5. 5. The method according to claim 1, further characterized in that the oil circulated through the pair of sidewall mold halves is maintained at a temperature of about 135 ° C (275 ° F), and the oil circulated at Through the base upset is maintained at a temperature of approximately 162 ° C (325 ° F).
6. 6. A container, characterized in that it is manufactured according to the method of claim 1.
7. 7. The method according to claim 1, further characterized in that it further comprises: filling the container with a food product and processing the filled container using a pasteurization or retort method.
8. 8. A full container, characterized in that it is manufactured according to the method of claim 7.

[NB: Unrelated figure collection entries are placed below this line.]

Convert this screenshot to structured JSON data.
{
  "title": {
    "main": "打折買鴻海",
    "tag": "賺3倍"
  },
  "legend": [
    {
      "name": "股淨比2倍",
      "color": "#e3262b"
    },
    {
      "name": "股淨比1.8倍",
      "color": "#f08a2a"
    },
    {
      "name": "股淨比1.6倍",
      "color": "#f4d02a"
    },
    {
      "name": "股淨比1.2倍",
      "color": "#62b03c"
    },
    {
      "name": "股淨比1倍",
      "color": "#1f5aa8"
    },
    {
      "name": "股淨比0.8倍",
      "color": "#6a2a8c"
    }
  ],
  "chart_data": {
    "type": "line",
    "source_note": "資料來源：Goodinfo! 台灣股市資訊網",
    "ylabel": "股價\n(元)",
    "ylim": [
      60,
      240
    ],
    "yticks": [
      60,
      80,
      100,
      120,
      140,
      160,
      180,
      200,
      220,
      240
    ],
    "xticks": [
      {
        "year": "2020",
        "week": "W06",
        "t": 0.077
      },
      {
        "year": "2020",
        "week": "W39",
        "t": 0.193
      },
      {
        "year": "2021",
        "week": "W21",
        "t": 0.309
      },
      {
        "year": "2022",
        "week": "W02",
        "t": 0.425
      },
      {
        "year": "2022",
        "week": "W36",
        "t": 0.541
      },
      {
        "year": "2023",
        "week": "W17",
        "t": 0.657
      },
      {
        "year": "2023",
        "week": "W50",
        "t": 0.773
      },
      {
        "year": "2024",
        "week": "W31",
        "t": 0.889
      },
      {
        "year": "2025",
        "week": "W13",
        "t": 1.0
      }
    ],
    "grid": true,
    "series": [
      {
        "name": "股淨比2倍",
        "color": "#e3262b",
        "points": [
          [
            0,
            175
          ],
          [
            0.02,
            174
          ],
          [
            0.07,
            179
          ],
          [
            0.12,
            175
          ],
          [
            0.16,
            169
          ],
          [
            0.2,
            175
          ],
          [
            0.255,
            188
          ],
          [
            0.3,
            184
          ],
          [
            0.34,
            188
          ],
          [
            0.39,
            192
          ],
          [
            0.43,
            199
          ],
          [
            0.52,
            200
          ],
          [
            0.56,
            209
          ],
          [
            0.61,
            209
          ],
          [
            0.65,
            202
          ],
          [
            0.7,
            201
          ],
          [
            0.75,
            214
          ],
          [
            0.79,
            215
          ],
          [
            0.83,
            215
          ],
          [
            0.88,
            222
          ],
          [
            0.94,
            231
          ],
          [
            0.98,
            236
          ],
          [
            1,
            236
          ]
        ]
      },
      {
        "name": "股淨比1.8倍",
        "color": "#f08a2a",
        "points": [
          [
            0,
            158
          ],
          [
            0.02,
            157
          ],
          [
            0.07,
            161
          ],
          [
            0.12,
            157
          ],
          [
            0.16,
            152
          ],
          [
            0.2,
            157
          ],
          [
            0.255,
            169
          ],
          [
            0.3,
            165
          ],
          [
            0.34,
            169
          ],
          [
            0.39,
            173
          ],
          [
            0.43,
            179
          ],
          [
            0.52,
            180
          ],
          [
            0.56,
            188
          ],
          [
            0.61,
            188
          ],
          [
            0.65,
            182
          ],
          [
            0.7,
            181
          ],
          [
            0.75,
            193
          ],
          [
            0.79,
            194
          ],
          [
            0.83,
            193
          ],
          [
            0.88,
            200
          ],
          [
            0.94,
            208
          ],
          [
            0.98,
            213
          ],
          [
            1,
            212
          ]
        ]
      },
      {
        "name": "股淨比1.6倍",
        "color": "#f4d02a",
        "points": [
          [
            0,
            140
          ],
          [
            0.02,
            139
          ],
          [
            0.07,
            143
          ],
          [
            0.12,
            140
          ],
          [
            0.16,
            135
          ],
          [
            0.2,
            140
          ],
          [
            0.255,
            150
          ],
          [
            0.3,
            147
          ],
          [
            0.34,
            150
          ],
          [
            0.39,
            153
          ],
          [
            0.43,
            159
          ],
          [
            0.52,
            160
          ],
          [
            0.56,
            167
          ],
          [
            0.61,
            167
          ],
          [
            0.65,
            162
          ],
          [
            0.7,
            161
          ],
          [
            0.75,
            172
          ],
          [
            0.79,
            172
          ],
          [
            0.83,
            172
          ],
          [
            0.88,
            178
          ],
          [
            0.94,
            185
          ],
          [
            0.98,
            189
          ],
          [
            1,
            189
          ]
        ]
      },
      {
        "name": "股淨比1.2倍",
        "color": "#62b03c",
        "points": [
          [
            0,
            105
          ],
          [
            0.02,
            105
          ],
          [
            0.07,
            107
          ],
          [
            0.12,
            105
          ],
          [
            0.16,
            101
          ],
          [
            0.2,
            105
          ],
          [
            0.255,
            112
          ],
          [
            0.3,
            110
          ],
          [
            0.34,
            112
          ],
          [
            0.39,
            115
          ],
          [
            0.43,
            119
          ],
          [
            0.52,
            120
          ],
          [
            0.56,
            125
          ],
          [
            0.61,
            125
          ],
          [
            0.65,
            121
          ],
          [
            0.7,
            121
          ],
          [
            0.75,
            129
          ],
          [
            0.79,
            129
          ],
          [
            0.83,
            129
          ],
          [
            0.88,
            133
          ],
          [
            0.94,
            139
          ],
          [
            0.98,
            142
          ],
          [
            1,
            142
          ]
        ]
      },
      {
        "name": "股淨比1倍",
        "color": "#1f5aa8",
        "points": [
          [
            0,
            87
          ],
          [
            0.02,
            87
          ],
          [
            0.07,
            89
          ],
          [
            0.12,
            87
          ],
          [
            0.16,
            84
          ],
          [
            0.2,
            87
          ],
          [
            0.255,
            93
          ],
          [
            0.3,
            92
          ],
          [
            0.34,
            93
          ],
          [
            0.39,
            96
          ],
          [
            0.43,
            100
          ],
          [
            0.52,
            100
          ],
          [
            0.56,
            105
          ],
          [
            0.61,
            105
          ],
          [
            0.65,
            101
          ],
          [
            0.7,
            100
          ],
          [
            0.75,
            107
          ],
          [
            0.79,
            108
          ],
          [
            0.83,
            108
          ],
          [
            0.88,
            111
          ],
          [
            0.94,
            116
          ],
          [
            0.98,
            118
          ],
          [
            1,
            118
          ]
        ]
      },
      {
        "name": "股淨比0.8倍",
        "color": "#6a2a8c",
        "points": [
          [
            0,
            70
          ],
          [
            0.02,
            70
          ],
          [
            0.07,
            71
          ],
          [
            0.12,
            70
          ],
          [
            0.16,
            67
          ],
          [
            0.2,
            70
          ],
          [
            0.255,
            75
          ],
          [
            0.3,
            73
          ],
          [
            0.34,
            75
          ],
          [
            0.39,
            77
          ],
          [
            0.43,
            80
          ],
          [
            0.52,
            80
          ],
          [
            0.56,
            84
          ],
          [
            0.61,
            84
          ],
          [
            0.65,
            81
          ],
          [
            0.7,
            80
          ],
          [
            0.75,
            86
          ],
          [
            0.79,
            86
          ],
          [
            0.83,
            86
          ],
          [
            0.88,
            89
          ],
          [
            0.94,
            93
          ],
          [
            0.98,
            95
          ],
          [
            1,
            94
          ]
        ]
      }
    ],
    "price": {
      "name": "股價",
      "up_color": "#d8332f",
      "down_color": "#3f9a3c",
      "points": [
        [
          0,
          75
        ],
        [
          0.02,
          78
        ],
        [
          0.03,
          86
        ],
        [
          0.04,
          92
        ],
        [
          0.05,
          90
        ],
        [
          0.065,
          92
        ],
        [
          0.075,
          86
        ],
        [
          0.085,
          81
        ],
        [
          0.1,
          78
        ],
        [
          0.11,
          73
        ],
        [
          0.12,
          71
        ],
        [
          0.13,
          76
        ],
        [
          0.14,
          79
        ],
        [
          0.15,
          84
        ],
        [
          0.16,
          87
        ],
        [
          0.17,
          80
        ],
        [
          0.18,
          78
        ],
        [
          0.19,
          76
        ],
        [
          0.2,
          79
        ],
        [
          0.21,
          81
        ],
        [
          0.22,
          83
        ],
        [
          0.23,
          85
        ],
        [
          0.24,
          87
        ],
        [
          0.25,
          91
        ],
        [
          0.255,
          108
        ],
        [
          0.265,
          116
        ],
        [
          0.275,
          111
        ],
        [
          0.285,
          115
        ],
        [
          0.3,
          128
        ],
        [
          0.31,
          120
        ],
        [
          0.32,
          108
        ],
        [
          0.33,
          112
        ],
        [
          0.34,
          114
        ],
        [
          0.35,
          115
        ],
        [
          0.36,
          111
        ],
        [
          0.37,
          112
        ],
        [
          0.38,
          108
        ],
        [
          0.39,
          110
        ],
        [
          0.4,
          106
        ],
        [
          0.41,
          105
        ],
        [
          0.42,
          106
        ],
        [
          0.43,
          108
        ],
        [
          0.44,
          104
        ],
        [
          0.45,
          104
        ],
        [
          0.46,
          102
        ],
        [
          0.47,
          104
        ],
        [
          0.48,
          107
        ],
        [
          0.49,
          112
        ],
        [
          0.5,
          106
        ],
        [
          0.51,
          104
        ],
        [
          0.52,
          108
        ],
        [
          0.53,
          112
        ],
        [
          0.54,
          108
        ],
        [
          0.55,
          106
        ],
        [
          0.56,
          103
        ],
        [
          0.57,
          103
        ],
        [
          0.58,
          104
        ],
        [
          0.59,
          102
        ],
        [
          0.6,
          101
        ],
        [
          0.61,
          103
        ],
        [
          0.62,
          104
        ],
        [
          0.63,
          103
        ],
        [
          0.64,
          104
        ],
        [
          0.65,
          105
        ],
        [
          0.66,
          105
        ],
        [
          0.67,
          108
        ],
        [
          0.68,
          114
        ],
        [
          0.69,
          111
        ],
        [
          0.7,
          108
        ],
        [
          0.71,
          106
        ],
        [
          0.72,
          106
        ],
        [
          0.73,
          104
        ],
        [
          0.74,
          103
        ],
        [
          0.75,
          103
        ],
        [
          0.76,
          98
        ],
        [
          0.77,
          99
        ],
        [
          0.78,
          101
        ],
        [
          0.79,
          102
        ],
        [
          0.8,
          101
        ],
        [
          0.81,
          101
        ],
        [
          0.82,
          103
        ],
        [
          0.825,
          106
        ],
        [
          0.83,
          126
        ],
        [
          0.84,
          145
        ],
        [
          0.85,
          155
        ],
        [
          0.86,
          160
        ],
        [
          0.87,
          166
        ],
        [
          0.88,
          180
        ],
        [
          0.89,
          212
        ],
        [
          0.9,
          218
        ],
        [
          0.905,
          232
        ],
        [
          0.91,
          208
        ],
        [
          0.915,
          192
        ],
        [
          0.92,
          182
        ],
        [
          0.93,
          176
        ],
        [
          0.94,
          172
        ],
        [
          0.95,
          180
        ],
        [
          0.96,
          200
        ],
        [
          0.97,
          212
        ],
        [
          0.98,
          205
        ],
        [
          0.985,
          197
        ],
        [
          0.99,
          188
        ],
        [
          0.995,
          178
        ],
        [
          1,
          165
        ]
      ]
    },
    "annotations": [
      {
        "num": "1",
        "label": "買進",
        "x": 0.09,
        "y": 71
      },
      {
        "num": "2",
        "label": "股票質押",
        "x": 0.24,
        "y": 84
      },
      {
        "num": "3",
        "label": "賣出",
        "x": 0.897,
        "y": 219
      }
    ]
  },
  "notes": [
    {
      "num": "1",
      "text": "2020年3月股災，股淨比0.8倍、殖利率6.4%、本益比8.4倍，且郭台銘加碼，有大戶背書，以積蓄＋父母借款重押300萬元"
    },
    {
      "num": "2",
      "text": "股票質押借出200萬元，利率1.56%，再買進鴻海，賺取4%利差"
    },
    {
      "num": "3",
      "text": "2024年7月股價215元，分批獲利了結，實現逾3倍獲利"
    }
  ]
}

9. 9. A method, characterized in that it comprises: circulating a hot non-aqueous fluid through a component of a blow mold; heating the component with the fluid at a temperature of 200 ° C or more; blow molding a container from a plastic found in the blow mold; heat hardening at least a portion of the container that is in contact with the component; and thereby increase the crystallinity in the at least one portion.
10. 10. The method according to claim 9, further characterized in that the component comprises a base upset.
11. The method according to claim 10, further characterized in that the base upset is heated to a temperature higher than the temperature at which a sidewall mold half is heated.
12. 12. The method according to claim 9, further characterized in that the component is heated to a temperature of 121 ° C (250 ° F) or more.
13. 13. The method according to claim 1 1, further characterized in that the base upset is heated to a temperature of 140 ° C (285 ° F) or more.
14. 14. The method according to claim 1, further characterized in that the base upset is heated to a temperature of 162 ° C (325 ° F) or more.
15. 15. The method according to claim 1, further characterized in that the crystallinity is increased to at least about 25 percent.
16. 16. The method according to claim 1, further characterized in that the crystallinity is increased to less than about 30 percent.
17. 17. - The method according to claim 1, further characterized in that the plastic in a side wall of the container has a crystallinity of about 22 to 25 percent, and the plastic in the base of the container has a crystallinity of about 24 to 35 percent.
18. 18. A container, characterized in that it comprises: a side wall; and a base; where the container is hardened with heat during blow molding; and the side wall has an approximate crystallinity of 22 percent to 25 percent; and the base has a crystallinity of at least about 20 percent. 9.
19. The container according to claim 18, further characterized in that the crystallinity of the base is approximately 24 percent.
20. 20. The container according to claim 19, further characterized in that the crystallinity of the base is less than about 30 percent.